España, año 2016. Un joven camina por un parque hacia la universidad
pública en la que estudia y por la que paga 720 euros anuales. Es un parque
municipal perfectamente cuidado. Los árboles están bien podados y apenas se ven
unas hojas en el suelo de la ancha acera, señal del otoño que comienza a
sentirse con fuerza. Un cartel pegado sobre una farola del alumbrado público
invita a los estudiantes para que acudan a una manifestación contra los
recortes del Gobierno. A su lado la oferta cultural del Vicerrectorado de
Extensión Universitaria. Destaca el Ciclo sobre Literatura Femenina en Asia.
Una señora de unos 50 años enfila caminando la acera que
desemboca en el Centro Cultural Municipal de su pueblo. Una localidad con algo
menos de 15.000 habitantes, que cuenta con un espacio público de más de 2.000
metros cuadrados, entre los que destaca un auditorio con 600 cómodas butacas.
Allí la señora asistirá de forma gratuita a la proyección de la película Tomates Verdes Fritos, programada por el
Centro de Municipal de Información a la Mujer.
Estas son imágenes cotidianas de la España que no nos
muestran los informativos en televisión, ni las portadas de los períodicos. No
es noticia que la población española goce de innumerables servicios públicos,
en su mayor parte gratuitos o con precios que apenas sufragan una fracción de
lo que recibe el ciudadano por usarlos. La gente está acostumbrada a recibir
todo eso sin cuestionar su origen o su idoneidad. Por el contrario se habla a
diario de recortes gubernamentales,
los cuales ciertamente se han producido, pero nadie explica muy bien en qué.
¿En qué se ha recortado?. Si la universidad de marras tiene
dinero para conformar una agenda cultural de 35 actividades en un solo mes,
pareciera que no son tan graves los recortes. ¿O es que quizá se prefiere
recortar en otras partidas antes de tocar el presupuesto en actividades
culturales?. Qué decir de la creación de múltiples infraestructuras y
organismos públicos para los usos más variopintos que se nos puedan ocurrir.
Como el Centro Municipal de Información a la Mujer que a buen seguro da empleo
a unos cuantos asalariados públicos.
El problema es de percepciones y de falta de criterio en la
asignación del gasto público. Por un lado tenemos un país con unos estándares
de servicio público muy elevados. Pero la cara oculta es que esos altos niveles
no son tan buenos en los servicios básicos: educación, sanidad y justicia.
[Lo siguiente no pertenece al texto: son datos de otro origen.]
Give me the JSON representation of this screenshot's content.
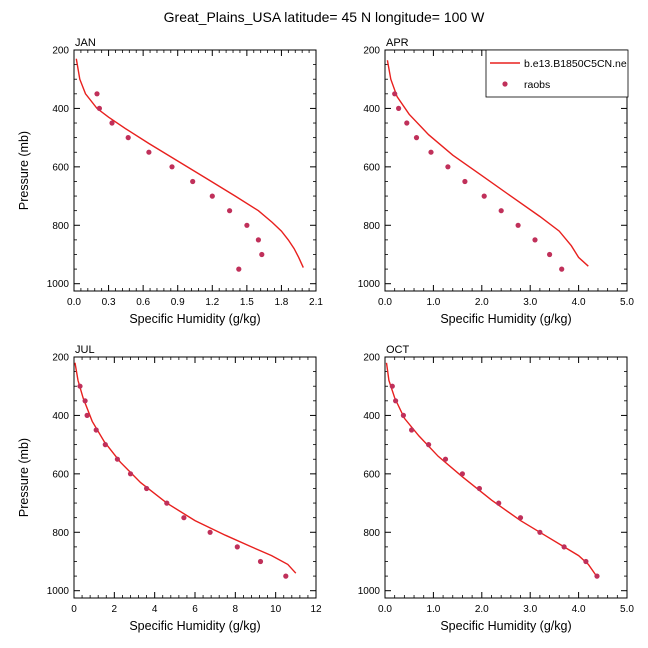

España continúa siendo un país a la cola de la OCDE en materia educativa,
mientras que la sanidad pública –una de las mejores del mundo hace unos años-
ha vivido un deterioro muy importante a lo largo de la última década.
Los que han tomado como bandera la denuncia contra los
recortes, no quieren comprender que España ya no vive la época dorada de la
burbuja financiero-inmobiliaria. El estallido de la burbuja supuso también un
duro varapalo para los ingresos del Estado. Algo que aún no quieren asumir los
apasionados defensores del gasto público desenfrenado.
¡No a los recortes!.
¡Más gasto público!. ¡Más madera!. Vociferan en plaza cercana al
ayuntamiento, perfectamente alumbrada y repleta de mobiliario urbano impecable,
el cual muy probablemente destrozarán a su paso. Después de la algarada para
denunciar el “neoliberalismo salvaje”,
que les permite tener una oferta infinita de actividades con cargo al erario público,
un nutrido equipo de empleados de limpieza dejarán impoluta la plaza.
Esta es la paradoja que rodea todo este populismo de nuevo
cuño que atrae como imán la atención de los medios de comunicación y las redes
sociales. Consignas que suenan a música celestial a todos aquellos que
pretenden, de un modo u otro, que el Estado sea el garante de su futuro. Un
futuro lleno de comodidades sufragadas a golpe de impuestos.